I've seen people start up new forums with tonnes of sub forums - every conceivable category - all empty.

While it's true that they were logically defined, they had no purpose and it would be a long time before they would have.

So start small - have a few categories and build from there.

For example:

Start with:

Widget sales
Widget services

Over time, your main subject area forum will build up much faster and bigger than the rest - it's the primary focus of your community.

So have a look at the subjects of the threads that are posted there - if a fair percentage of recent posts are all on one sub-category, then create a new forum, move the topics and voila! The perceived size of your community just increased.
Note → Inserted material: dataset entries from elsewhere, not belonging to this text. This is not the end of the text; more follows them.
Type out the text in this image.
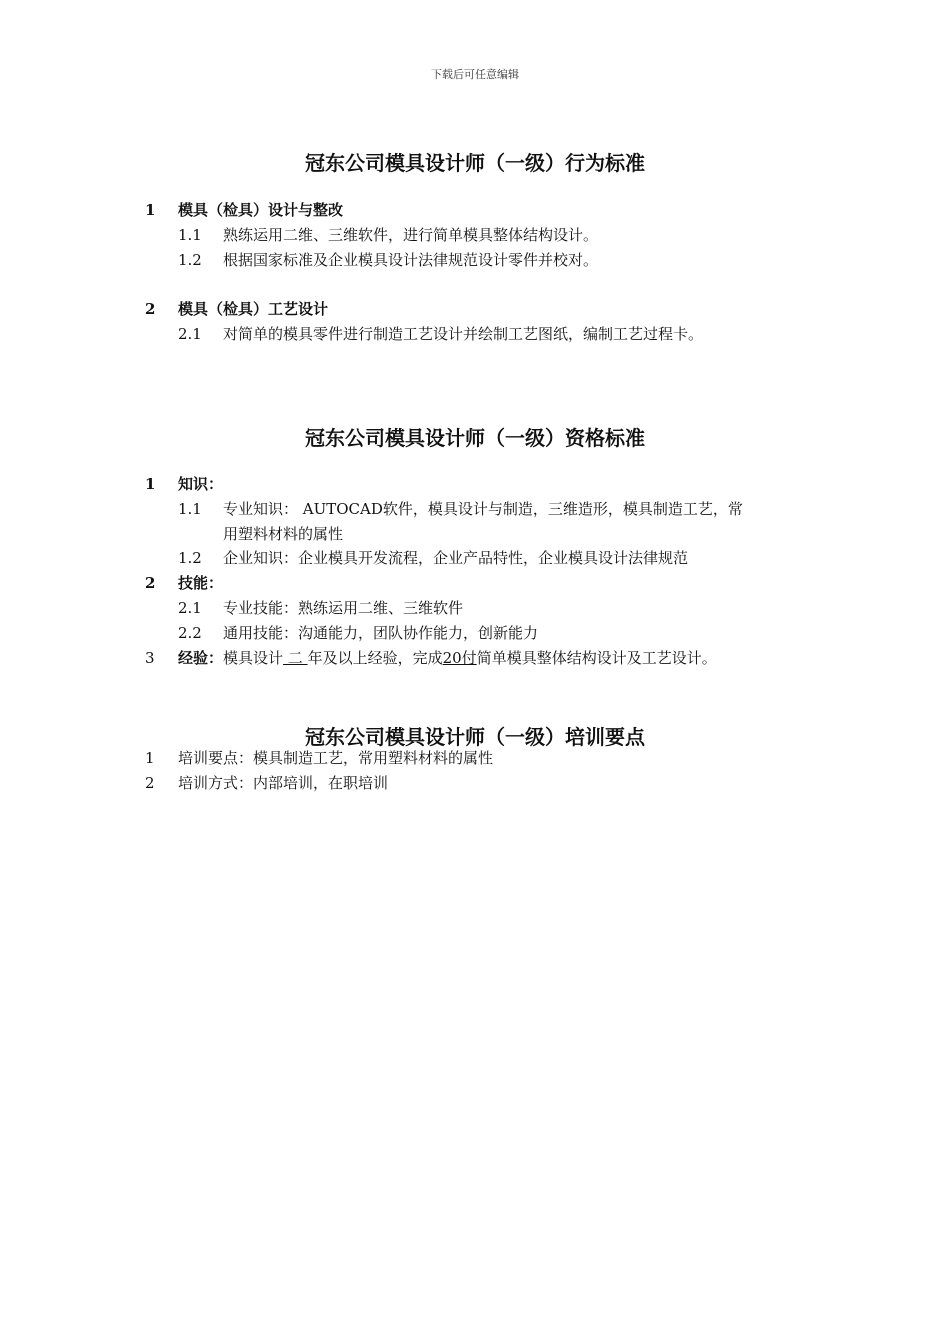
下载后可任意编辑
冠东公司模具设计师（一级）行为标准
1 模具（检具）设计与整改
1.1 熟练运用二维、三维软件，进行简单模具整体结构设计。
1.2 根据国家标准及企业模具设计法律规范设计零件并校对。
2 模具（检具）工艺设计
2.1 对简单的模具零件进行制造工艺设计并绘制工艺图纸，编制工艺过程卡。
冠东公司模具设计师（一级）资格标准
1 知识：
1.1 专业知识： AUTOCAD软件，模具设计与制造，三维造形，模具制造工艺，常
用塑料材料的属性
1.2 企业知识：企业模具开发流程，企业产品特性，企业模具设计法律规范
2 技能：
2.1 专业技能：熟练运用二维、三维软件
2.2 通用技能：沟通能力，团队协作能力，创新能力
3 经验：模具设计 二 年及以上经验，完成20付简单模具整体结构设计及工艺设计。
冠东公司模具设计师（一级）培训要点
1 培训要点：模具制造工艺，常用塑料材料的属性
2 培训方式：内部培训，在职培训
Now, because this new sub topic is actively discussed, the chances are it will also be one of your better search terms or at the very least it will be a popular search term (even if you dont rank well).

There's the next step for you to do - optimise your new forum for this new keyword.

6 to 12 months down the line, you should still have the general forum you start with, but now it will only be used for unique stuff that doesnt fit anywhere else.

The majority of your members will be using the forums that are more specific (eg Webmaster General vs Website Technology Issues).

On top of this, you are targetting the broad term for your industry with your general forum (generic term / highly competitive) as well as multiple sub-category terms with your new forums (semi-generic terms / moderately competitive) and niche terms with the threads your users post (specific terms / varying competition).

Furthermore, by this point (12 months down the line) you have been a good SEO and built up your traffic and inbound links, etc etc etc so now your generic forum should be ranking pretty well and your more specific terms should be number 1! ;)

A little bit of planning in the beginning can save you time re-arranging forums later on and if you do it right, it can be an excellent source of traffic.




 1:58 pm on May 14, 2004 (gmt 0)

Your plan is a good one, Scott. I've also seen new forums with a few dozen categories - most of which get little or no activity. It's far better to start with a smaller number of broadly focused topics and split out as volume grows.

The big SEO benefits from forums often aren't your targeted keywords - rather, you'll get lots of traffic from unexpected searches, and from three, four, and five word searches. You'll know its working when you've got a ton of visits generated by unique searches (i.e., only one in your logs that day).


 2:01 pm on May 14, 2004 (gmt 0)

Marketing Guy, 100% agree, KISS principle!

Marketing Guy

 8:30 pm on May 14, 2004 (gmt 0)

I also find it a good way to naturally evolve your site based on what visitors actually want.

One site I run, the forum is only a small part of it, but the input and topics on the forum to a large extent dictate the structure and features of the main site.



 11:09 pm on May 17, 2004 (gmt 0)

What about mod_rewriting your posts/board?


 4:16 pm on May 18, 2004 (gmt 0)

Zigx, that's a good way to clean up URLs. Good for spiders, good for visitors.

A few boards are now offering "archive" pages with clean URLs and much of the non-content stuff eliminated.